Two Wars, One Lesson

From Baghdad to Kabul, whoever topples a dictatorship doesn’t necessarily create a democracy.

Over seven years after the start of the war, the United States is withdrawing the last of its combat troops from Iraq. The outcome? That depends entirely on your perspective.

For the United States, the war wasn’t worth it. More than 4,000 soldiers killed, tens of thousands of them physically or mentally scarred, trillions of tax dollars squandered that would have been far better spent in America’s own educational and healthcare systems. The nation’s international reputation has suffered greatly, and Iraq’s neighbors can see nothing of the promised Middle Eastern model democracy. The United States would have been better off had it left Saddam Hussein in power and continued a policy of containment from the outside.

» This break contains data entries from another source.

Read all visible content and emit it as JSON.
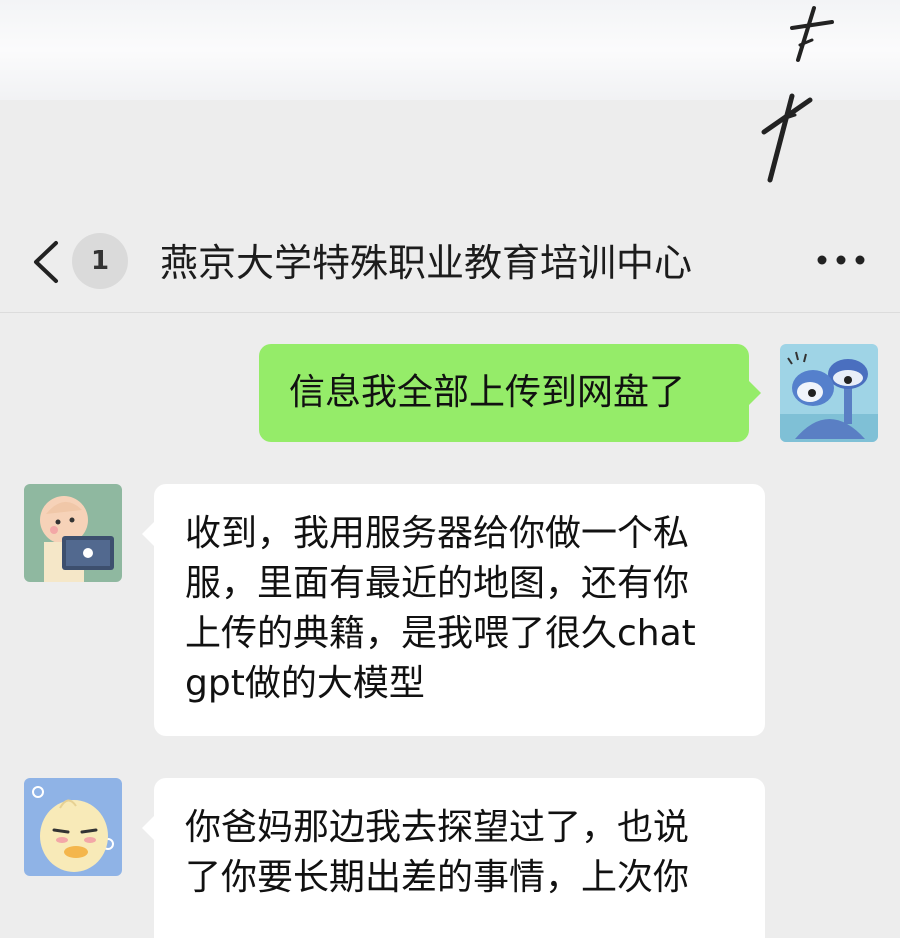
{
  "header": {
    "back_icon": "chevron-left-icon",
    "unread_count": "1",
    "title": "燕京大学特殊职业教育培训中心",
    "more_icon": "more-dots-icon"
  },
  "messages": [
    {
      "sender": "me",
      "avatar": "mushroom-avatar",
      "text": "信息我全部上传到网盘了"
    },
    {
      "sender": "contact",
      "avatar": "baby-laptop-avatar",
      "lines": [
        "收到，我用服务器给你做一个私",
        "服，里面有最近的地图，还有你",
        "上传的典籍，是我喂了很久chat",
        "gpt做的大模型"
      ]
    },
    {
      "sender": "contact",
      "avatar": "duck-avatar",
      "lines": [
        "你爸妈那边我去探望过了，也说",
        "了你要长期出差的事情，上次你"
      ]
    }
  ],
  "colors": {
    "my_bubble": "#95ec69",
    "their_bubble": "#ffffff",
    "background": "#ededed"
  }
}
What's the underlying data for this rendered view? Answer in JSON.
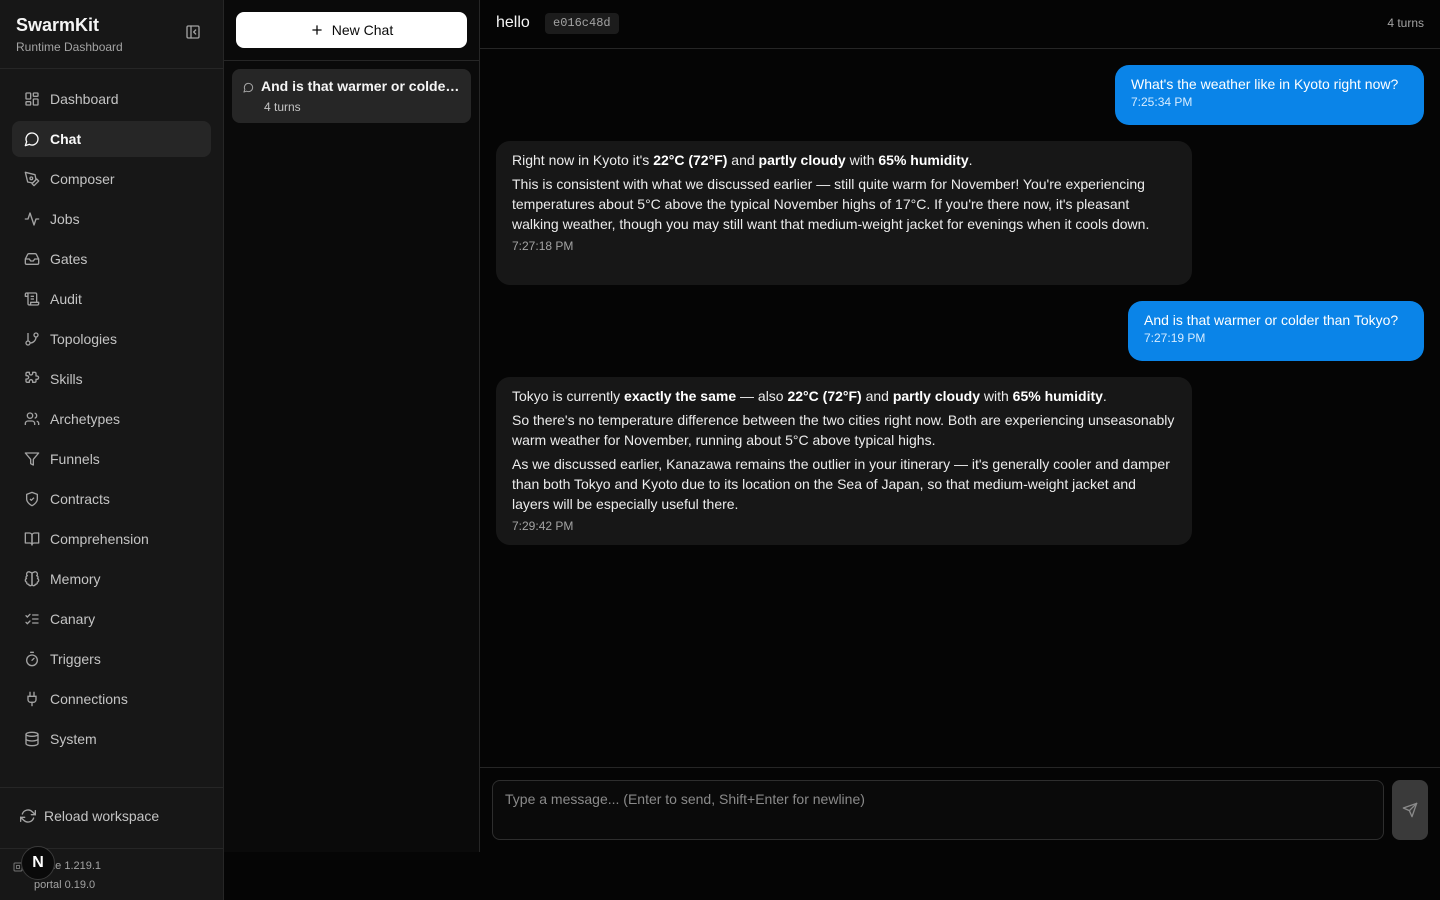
{
  "brand": {
    "title": "SwarmKit",
    "subtitle": "Runtime Dashboard"
  },
  "sidebar": {
    "items": [
      {
        "label": "Dashboard",
        "icon": "grid-icon"
      },
      {
        "label": "Chat",
        "icon": "message-circle-icon",
        "active": true
      },
      {
        "label": "Composer",
        "icon": "pen-tool-icon"
      },
      {
        "label": "Jobs",
        "icon": "activity-icon"
      },
      {
        "label": "Gates",
        "icon": "inbox-icon"
      },
      {
        "label": "Audit",
        "icon": "scroll-icon"
      },
      {
        "label": "Topologies",
        "icon": "git-branch-icon"
      },
      {
        "label": "Skills",
        "icon": "puzzle-icon"
      },
      {
        "label": "Archetypes",
        "icon": "users-icon"
      },
      {
        "label": "Funnels",
        "icon": "filter-icon"
      },
      {
        "label": "Contracts",
        "icon": "shield-check-icon"
      },
      {
        "label": "Comprehension",
        "icon": "book-open-icon"
      },
      {
        "label": "Memory",
        "icon": "brain-icon"
      },
      {
        "label": "Canary",
        "icon": "list-checks-icon"
      },
      {
        "label": "Triggers",
        "icon": "timer-icon"
      },
      {
        "label": "Connections",
        "icon": "plug-icon"
      },
      {
        "label": "System",
        "icon": "database-icon"
      }
    ],
    "reload_label": "Reload workspace",
    "runtime_version": "me 1.219.1",
    "portal_version": "portal 0.19.0",
    "avatar_letter": "N"
  },
  "chatlist": {
    "new_chat_label": "New Chat",
    "conversations": [
      {
        "title": "And is that warmer or colder than Tokyo?",
        "turns": "4 turns"
      }
    ]
  },
  "header": {
    "title": "hello",
    "id": "e016c48d",
    "turns": "4 turns"
  },
  "messages": [
    {
      "role": "user",
      "text": "What's the weather like in Kyoto right now?",
      "time": "7:25:34 PM"
    },
    {
      "role": "assistant",
      "p1_a": "Right now in Kyoto it's ",
      "p1_b1": "22°C (72°F)",
      "p1_c": " and ",
      "p1_b2": "partly cloudy",
      "p1_d": " with ",
      "p1_b3": "65% humidity",
      "p1_e": ".",
      "p2": "This is consistent with what we discussed earlier — still quite warm for November! You're experiencing temperatures about 5°C above the typical November highs of 17°C. If you're there now, it's pleasant walking weather, though you may still want that medium-weight jacket for evenings when it cools down.",
      "time": "7:27:18 PM"
    },
    {
      "role": "user",
      "text": "And is that warmer or colder than Tokyo?",
      "time": "7:27:19 PM"
    },
    {
      "role": "assistant",
      "p1_a": "Tokyo is currently ",
      "p1_b0": "exactly the same",
      "p1_a2": " — also ",
      "p1_b1": "22°C (72°F)",
      "p1_c": " and ",
      "p1_b2": "partly cloudy",
      "p1_d": " with ",
      "p1_b3": "65% humidity",
      "p1_e": ".",
      "p2": "So there's no temperature difference between the two cities right now. Both are experiencing unseasonably warm weather for November, running about 5°C above typical highs.",
      "p3": "As we discussed earlier, Kanazawa remains the outlier in your itinerary — it's generally cooler and damper than both Tokyo and Kyoto due to its location on the Sea of Japan, so that medium-weight jacket and layers will be especially useful there.",
      "time": "7:29:42 PM"
    }
  ],
  "composer": {
    "placeholder": "Type a message... (Enter to send, Shift+Enter for newline)",
    "value": ""
  },
  "colors": {
    "user_bubble": "#0a84e8",
    "assistant_bubble": "#171717",
    "sidebar_bg": "#171717",
    "active_item": "#262626"
  }
}
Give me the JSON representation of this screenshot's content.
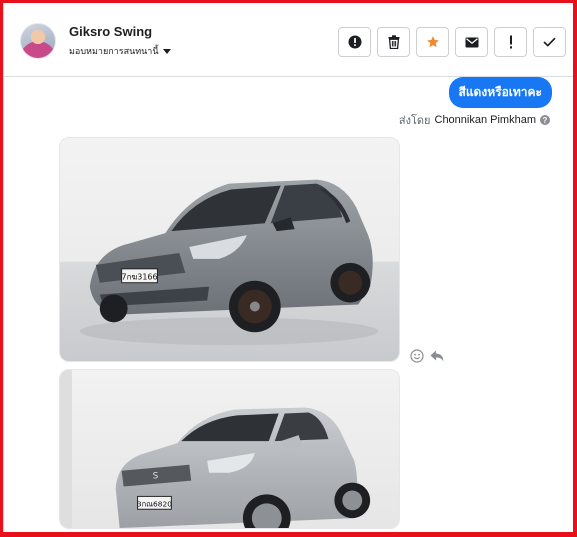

Iraqis, at least a majority of them, now have more advantages. Elites in the Sunni minority, who were in power under Saddam Hussein where they oppressed the majority Shiites and Kurds, presumably had it better before the invasion. The Shiites and Kurds enjoy a bit more freedom than they had earlier. Many of them now have access to such basic things as health care, education and running water. Whether these things will be seen over the long term as worth the loss of life nearly every family has suffered is something for the Iraqis themselves to determine, not the outside world.

The reality also includes the fact that the majority of civilian casualties resulted not from American bombs and gunfire, but as a result of Sunni death squads and attacks by Islamic extremists.

In the coming year, the withdrawal from Afghanistan is scheduled to begin. NATO and the United States have been there for nine years, and there’s little to show for it. What is obvious is the advantage the new elite in Afghanistan has accrued from the Western presence and the billions of dollars in reconstruction funds that they have diverted into their own pockets. Nevertheless, some disadvantaged areas have received infrastructure improvements such as bridges, schools and water wells. But what national advantages can Germany show that would justify the more than forty German soldiers killed in action and the billions of Euros in taxpayer money Afghanistan has received?

When the decision was made to go to war, Germany and Japan were put forth as examples of what would happen after the war. When the dictatorships had been toppled and “nation building” had run its course, Afghanistan and Iraq would be transformed into stable democracies. But that concept had already been tried with no convincing success in Bosnia and Kosovo.

Germany and Japan had criminal governments at the time of the World War II, but their societies weren’t dysfunctional as they are in Iraq and Afghanistan. Those nations lack a tradition of a stable national identity. Their elites have no sense of responsibility for a unified nation. Loyalty belongs to the tribe. The West can’t build a nation where the elites refuse to take responsibility for the nation as a whole. One need not occupy a country in order to fight terrorist enclaves. Containment from the outside would probably have been the less bloody and cheaper solution.